Knowing that medical understanding about his sons’ condition is advancing – and even just knowing that there are others in the world with this disease – is comforting for Tom Vansyckle. “For years, we thought we were the only ones in the world,” he said. Additionally, pinpointing the mutation means that girls in families with XLPDR can be screened to see if they are carriers.
Other UT Southwestern researchers who contributed to this study were Terry Gemelli, research scientist in the Eugene McDermott Center for Human Growth and Development; Dr. Jonathan Rios, Assistant Professor of Pediatrics and Orthopaedic Surgery, and in the McDermott Center; Dr. Chao Xing, Associate Professor of Clinical Science and in the McDermott Center; Dr. Richard Wang, Assistant Professor of Dermatology; Dr. Haiying Li, Instructor in Internal Medicine; and Vladislav Pokatayev, graduate student researcher in Internal Medicine.
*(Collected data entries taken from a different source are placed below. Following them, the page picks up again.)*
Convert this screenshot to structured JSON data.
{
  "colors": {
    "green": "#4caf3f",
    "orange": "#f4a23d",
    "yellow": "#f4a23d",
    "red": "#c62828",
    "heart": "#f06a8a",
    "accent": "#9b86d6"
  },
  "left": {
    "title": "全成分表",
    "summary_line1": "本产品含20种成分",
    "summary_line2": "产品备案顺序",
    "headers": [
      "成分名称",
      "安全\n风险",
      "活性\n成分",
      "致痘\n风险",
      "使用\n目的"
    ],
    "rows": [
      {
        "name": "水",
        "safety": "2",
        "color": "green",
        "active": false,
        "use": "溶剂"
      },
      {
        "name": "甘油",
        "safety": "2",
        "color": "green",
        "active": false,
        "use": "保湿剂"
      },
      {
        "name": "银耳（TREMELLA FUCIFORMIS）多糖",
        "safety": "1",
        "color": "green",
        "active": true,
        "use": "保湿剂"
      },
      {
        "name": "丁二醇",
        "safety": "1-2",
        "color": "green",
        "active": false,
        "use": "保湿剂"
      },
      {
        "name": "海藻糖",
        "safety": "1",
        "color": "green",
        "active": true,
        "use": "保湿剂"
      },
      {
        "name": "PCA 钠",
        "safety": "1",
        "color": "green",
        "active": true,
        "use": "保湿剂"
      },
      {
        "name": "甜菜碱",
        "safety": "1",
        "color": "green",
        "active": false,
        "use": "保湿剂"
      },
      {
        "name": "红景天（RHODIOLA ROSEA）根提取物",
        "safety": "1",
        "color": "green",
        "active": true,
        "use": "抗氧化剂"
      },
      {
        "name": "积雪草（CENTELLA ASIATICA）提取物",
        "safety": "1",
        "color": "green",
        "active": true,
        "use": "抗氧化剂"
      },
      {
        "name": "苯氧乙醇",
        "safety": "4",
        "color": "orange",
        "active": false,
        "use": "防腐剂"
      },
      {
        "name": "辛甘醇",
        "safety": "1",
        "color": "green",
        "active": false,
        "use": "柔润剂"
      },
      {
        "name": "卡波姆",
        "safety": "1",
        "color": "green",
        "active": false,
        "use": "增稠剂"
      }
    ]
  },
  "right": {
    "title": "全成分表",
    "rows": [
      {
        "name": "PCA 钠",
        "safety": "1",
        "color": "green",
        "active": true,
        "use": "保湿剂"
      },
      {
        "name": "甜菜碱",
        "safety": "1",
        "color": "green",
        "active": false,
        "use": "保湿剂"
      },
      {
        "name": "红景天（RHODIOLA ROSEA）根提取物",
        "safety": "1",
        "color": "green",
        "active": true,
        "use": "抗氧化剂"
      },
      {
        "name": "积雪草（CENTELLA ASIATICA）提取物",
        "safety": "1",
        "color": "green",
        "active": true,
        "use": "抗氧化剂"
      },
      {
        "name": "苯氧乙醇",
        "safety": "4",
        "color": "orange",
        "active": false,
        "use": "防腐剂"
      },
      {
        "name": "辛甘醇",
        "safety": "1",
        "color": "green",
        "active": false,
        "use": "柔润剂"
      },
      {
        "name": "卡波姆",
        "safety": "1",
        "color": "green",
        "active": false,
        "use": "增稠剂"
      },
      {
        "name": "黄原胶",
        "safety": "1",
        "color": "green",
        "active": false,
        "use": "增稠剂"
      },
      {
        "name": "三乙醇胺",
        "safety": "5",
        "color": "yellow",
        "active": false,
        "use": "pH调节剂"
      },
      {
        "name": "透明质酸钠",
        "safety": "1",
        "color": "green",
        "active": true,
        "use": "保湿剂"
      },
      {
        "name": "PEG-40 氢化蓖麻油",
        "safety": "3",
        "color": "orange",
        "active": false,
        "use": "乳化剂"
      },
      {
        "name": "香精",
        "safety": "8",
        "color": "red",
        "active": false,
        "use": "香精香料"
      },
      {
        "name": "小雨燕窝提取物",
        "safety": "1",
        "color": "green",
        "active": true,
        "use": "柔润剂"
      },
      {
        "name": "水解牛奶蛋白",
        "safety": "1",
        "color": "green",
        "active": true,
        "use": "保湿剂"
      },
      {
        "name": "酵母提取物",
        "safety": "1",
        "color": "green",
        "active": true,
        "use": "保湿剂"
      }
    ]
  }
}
Additional UTSW researchers included Dr. Igor Dozmorov, Associate Professor of Immunology; Dr. Shaheen Khan, Instructor in Immunology; Dr. Naoteru Miyata, postdoctoral researcher in Internal Medicine; Dr. Prithvi Raj, Instructor in Immunology; Dr. Ward Wakeland, Professor and Chair of Immunology; Dr. Nan Yan, Assistant Professor of Internal Medicine and Microbiology; and Dr. Maria Teresa de la Morena, Professor of Pediatrics and Internal Medicine.
Dr. Zinn holds the Rolf Haberecht and Ute Schwarz Haberect Deanship of the UT Southwestern Graduate School of Biomedical Sciences; Dr. Wakeland holds the Edwin L. Cox Distinguished Chair in Immunology and Genetics; and Dr. Yan is a Rita C. and William P. Clements, Jr. Scholar in Medical Research.
Also contributing to the study were researchers at Ramon y Cajal University Hospital and Hospital de la Santa Creu i Sant Pau in Spain; Beijing Children’s Hospital and Peking University in China; Schneider Children’s Medical Center of Israel; University of Milan in Italy, Hospital for Sick Children in Canada; Mother and Child Health Care Institute and the University of Belgrade in Serbia; and the National Institute of Allergy and Infectious Diseases in Rockville, Maryland.
This research was supported by grants from the National Institutes of Health, the National Center for Advancing Translational Sciences, Children’s Medical Center Foundation, and the National Natural Science Foundation of China.